Hello all, I'm looking at options for a proximity sensor, and have a couple general questions:

1. TI advertises both capacitance sensors (FDC2114) and inductance sensors (LDC2114), but both seem to be fundamentally measuring the resonant frequency of an LC tank, so both are sensitive to changes to either L or C. So what is the actual difference between these devices?
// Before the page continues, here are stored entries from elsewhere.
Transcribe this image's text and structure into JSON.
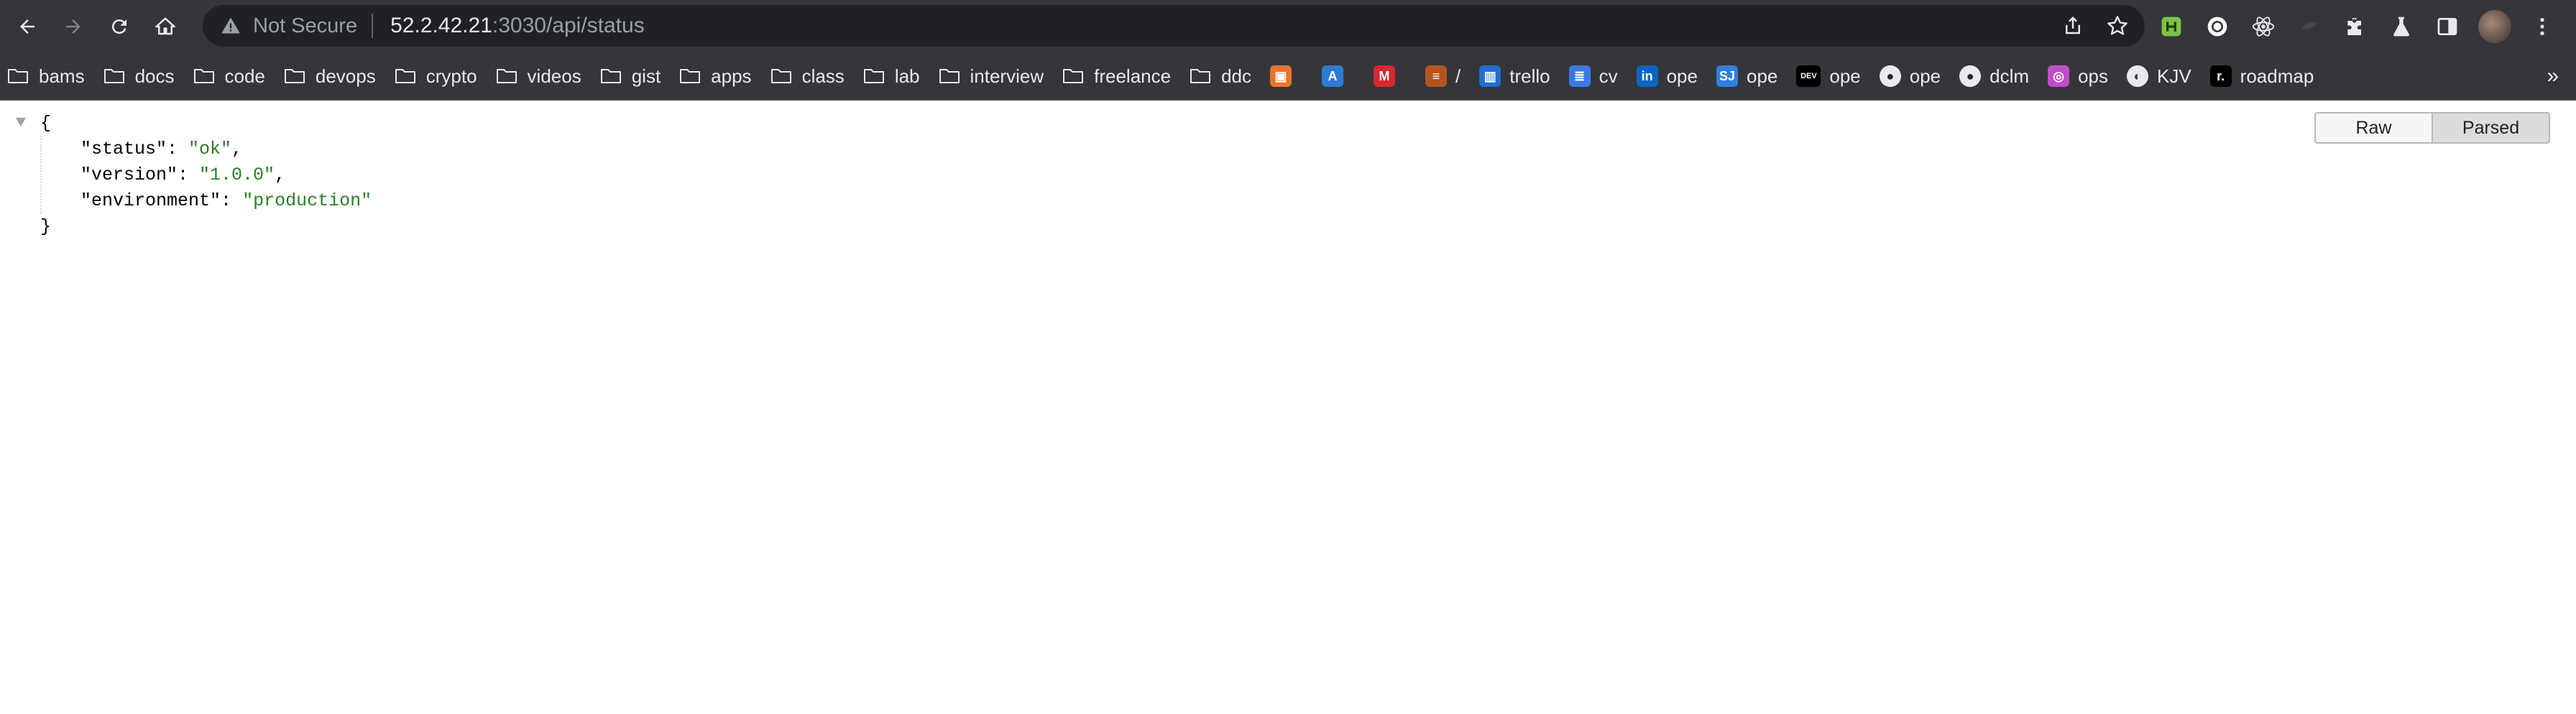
{
  "browser": {
    "security_label": "Not Secure",
    "url_host": "52.2.42.21",
    "url_path": ":3030/api/status"
  },
  "bookmarks": [
    {
      "label": "bams",
      "kind": "folder"
    },
    {
      "label": "docs",
      "kind": "folder"
    },
    {
      "label": "code",
      "kind": "folder"
    },
    {
      "label": "devops",
      "kind": "folder"
    },
    {
      "label": "crypto",
      "kind": "folder"
    },
    {
      "label": "videos",
      "kind": "folder"
    },
    {
      "label": "gist",
      "kind": "folder"
    },
    {
      "label": "apps",
      "kind": "folder"
    },
    {
      "label": "class",
      "kind": "folder"
    },
    {
      "label": "lab",
      "kind": "folder"
    },
    {
      "label": "interview",
      "kind": "folder"
    },
    {
      "label": "freelance",
      "kind": "folder"
    },
    {
      "label": "ddc",
      "kind": "folder"
    },
    {
      "label": "",
      "kind": "icon",
      "icon": "box-icon",
      "color": "#e8742a"
    },
    {
      "label": "",
      "kind": "icon",
      "icon": "azure-icon",
      "color": "#2b7cd3"
    },
    {
      "label": "",
      "kind": "icon",
      "icon": "mega-icon",
      "color": "#d9272e"
    },
    {
      "label": "/",
      "kind": "icon",
      "icon": "orange-tag-icon",
      "color": "#b5531e"
    },
    {
      "label": "trello",
      "kind": "icon",
      "icon": "trello-icon",
      "color": "#1f6fd0"
    },
    {
      "label": "cv",
      "kind": "icon",
      "icon": "google-docs-icon",
      "color": "#3b78e7"
    },
    {
      "label": "ope",
      "kind": "icon",
      "icon": "linkedin-icon",
      "color": "#0a66c2"
    },
    {
      "label": "ope",
      "kind": "icon",
      "icon": "sj-icon",
      "color": "#2f7fe0"
    },
    {
      "label": "ope",
      "kind": "icon",
      "icon": "dev-icon",
      "color": "#000000"
    },
    {
      "label": "ope",
      "kind": "icon",
      "icon": "github-icon",
      "color": "#24292e"
    },
    {
      "label": "dclm",
      "kind": "icon",
      "icon": "github-icon",
      "color": "#24292e"
    },
    {
      "label": "ops",
      "kind": "icon",
      "icon": "circle-gear-icon",
      "color": "#c04dcc"
    },
    {
      "label": "KJV",
      "kind": "icon",
      "icon": "globe-icon",
      "color": "#e8eaed"
    },
    {
      "label": "roadmap",
      "kind": "icon",
      "icon": "roadmap-icon",
      "color": "#000000"
    }
  ],
  "bookmarks_overflow": "»",
  "json_view": {
    "open_brace": "{",
    "close_brace": "}",
    "entries": [
      {
        "key": "\"status\"",
        "value": "\"ok\"",
        "comma": ","
      },
      {
        "key": "\"version\"",
        "value": "\"1.0.0\"",
        "comma": ","
      },
      {
        "key": "\"environment\"",
        "value": "\"production\"",
        "comma": ""
      }
    ]
  },
  "view_toggle": {
    "raw_label": "Raw",
    "parsed_label": "Parsed",
    "selected": "Parsed"
  }
}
2. In my application, there will be bursts of very strong interference in the vicinity of the sensor. The interference is brief, and it is known in advance when they will occur. Do any of these sensors allow the user to control when conversions take place, so that I can ensure that none are corrupted by this interference?

Regards,

Mike

  • 0
    TI__Genius 17440 points

    Hi Mike,

    You can technically use the LDC2114 for both capacitive and inductive sensing. If you're interested in that, you can read more in this application note. However, if it's possible for you to use inductive sensing, we recommend that you do so. Inductive sensing is only sensitive to metal targets, while capacitive sensing will detect everything near the sensor. If you're still considering various proximity sensing technologies, this blog post may help.
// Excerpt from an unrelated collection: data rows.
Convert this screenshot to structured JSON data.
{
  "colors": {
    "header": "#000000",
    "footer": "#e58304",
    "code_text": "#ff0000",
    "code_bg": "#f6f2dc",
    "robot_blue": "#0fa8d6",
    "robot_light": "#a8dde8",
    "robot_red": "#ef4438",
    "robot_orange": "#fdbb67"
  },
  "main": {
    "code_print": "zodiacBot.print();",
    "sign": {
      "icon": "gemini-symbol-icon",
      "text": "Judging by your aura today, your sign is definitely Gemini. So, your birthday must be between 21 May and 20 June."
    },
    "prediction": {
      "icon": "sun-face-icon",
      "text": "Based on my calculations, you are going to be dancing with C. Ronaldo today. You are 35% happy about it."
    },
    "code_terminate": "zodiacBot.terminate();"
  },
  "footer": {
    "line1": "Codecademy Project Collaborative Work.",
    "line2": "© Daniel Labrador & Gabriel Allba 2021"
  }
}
    Both the LDC2114 and the FDC2114 have modes in which they do not drive the sensors. In the LDC2114 it's called "CONFIG_MODE" and in the FDC2114 it's called "sleep mode." Register settings are preserved in each of these modes. You could use these modes to manually control when the sensors are off.

    Best Regards,

  • 0 in reply to Kristin Jones93
    Intellectual 390 points

    Hi Kristin, thanks for the fast reply.

    Kristin Jones93 said:

    You can technically use the LDC2114 for both capacitive and inductive sensing. If you're interested in that, you can read more in this application note. However, if it's possible for you to use inductive sensing, we recommend that you do so. Inductive sensing is only sensitive to metal targets, while capacitive sensing will detect everything near the sensor.
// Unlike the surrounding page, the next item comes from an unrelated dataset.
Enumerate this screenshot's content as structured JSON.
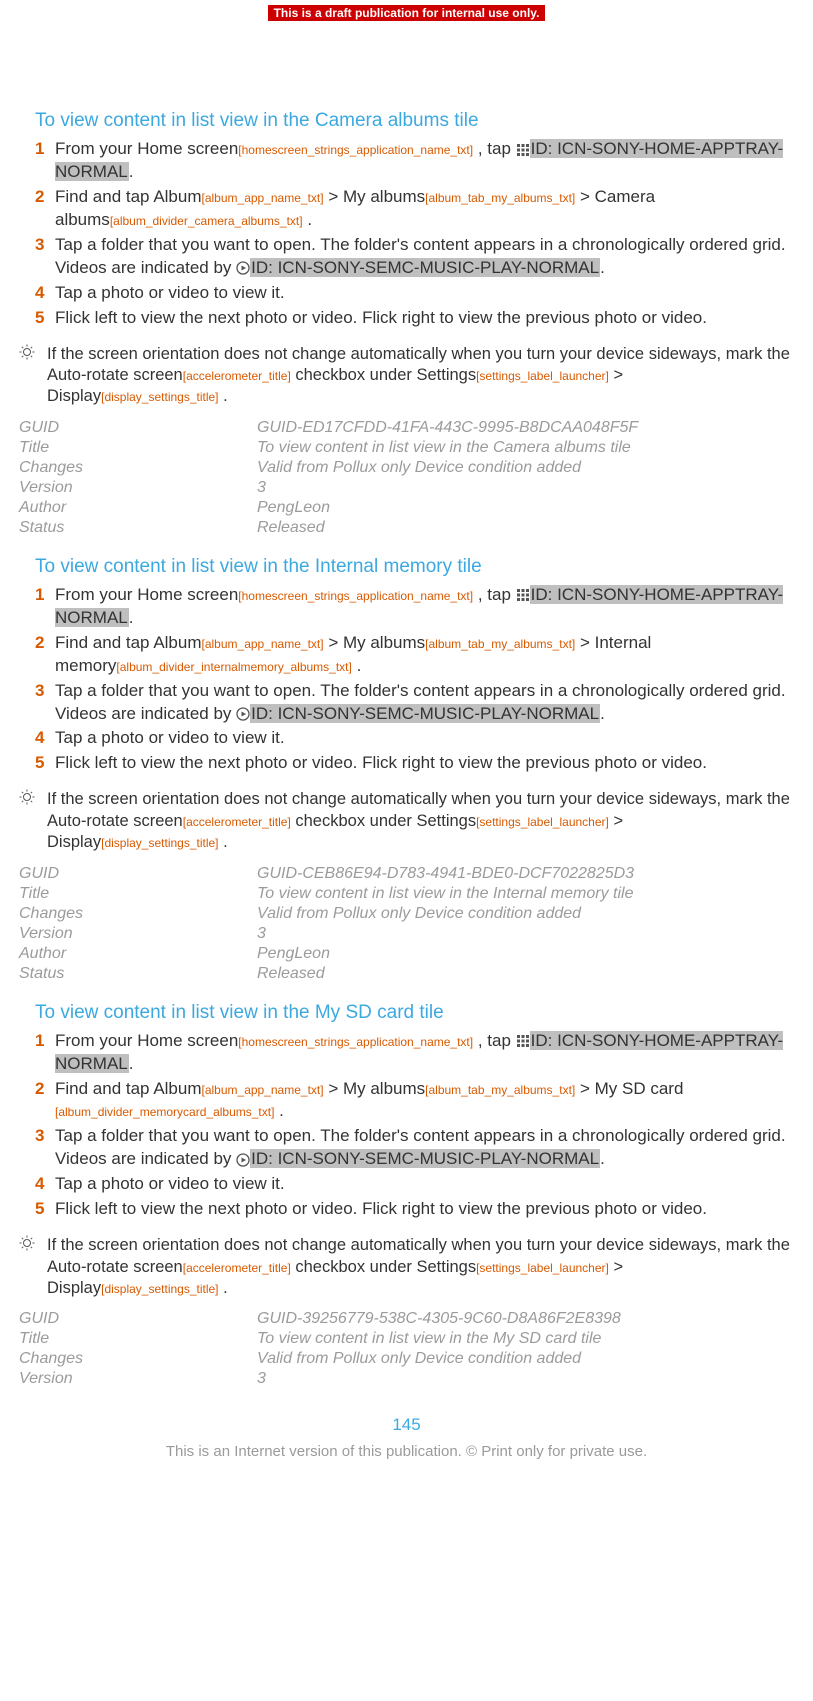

    Differences in sensor design aside, what about the LDC2114/FDC2114 suitable for inductive/capacitive sensing, respectively? Maybe the LD1614 is a better comparison, its documentation looks even more like the FDC2114.

    Also, the LDC2114 mentions a maximum Q of 30 for the sensor, why is that? I assumed higher Q would give better precision, so long as the settling time is long enough.

    Kristin Jones93 said:

    Both the LDC2114 and the FDC2114 have modes in which they do not drive the sensors. In the LDC2114 it's called "CONFIG_MODE" and in the FDC2114 it's called "sleep mode." Register settings are preserved in each of these modes. You could use these modes to manually control when the sensors are off.

    Great, thanks!

  • 0 in reply to Mike Twieg1
    TI__Genius 17440 points

    Hi Mike,

    If you look at the electrical characteristics tables for each device you can see that there are more useful specifications for either inductive or capacitive sensing, depending on the device.

    The sensor Q is related to both Rp and Fref, and the sensor Q limitations are based both on these limitations and the driver architecture.

    Best Regards,

  • 0 in reply to Kristin Jones93
    Intellectual 960 points

    Hi Kristin,

    I think I see what you mean. For example, FDC2214 specifies a capacitance range, while the LDC1614 specifies an Rp range. But on every parameter which they both specify, the values are basically identical. So are they effectively the same device, just with different documentation tailored to different applications??

    What about other devices, like the LDC1101 or LDC2114? They have some slight differences from the LDC1614/FDC2214, like drive current and frequency range. But is it basically the same sort of analog front end?

    For the Q range, that makes sense. So as long as my sensor Rp is in the specified range, then it doesn't matter what my Q is? For example, Ls=500nH, Cs=2nF, and Q=100 would give me an Rp=1.58kohm, which is fine, right?

  • 0 in reply to Mike Twieg
    TI__Genius 17440 points

    Hi Mike,

    I can't comment on the specific design differences between various devices because this is proprietary information. Many of our devices do have significantly different driver architectures.

    You should still follow the recommendations for the sensor Q range. It's difficult to design a sensor that meets the sensor f and Rp ranges but not the Q range. However, it is possible, and you should make sure that all 3 values are within the recommended range.

    Best Regards,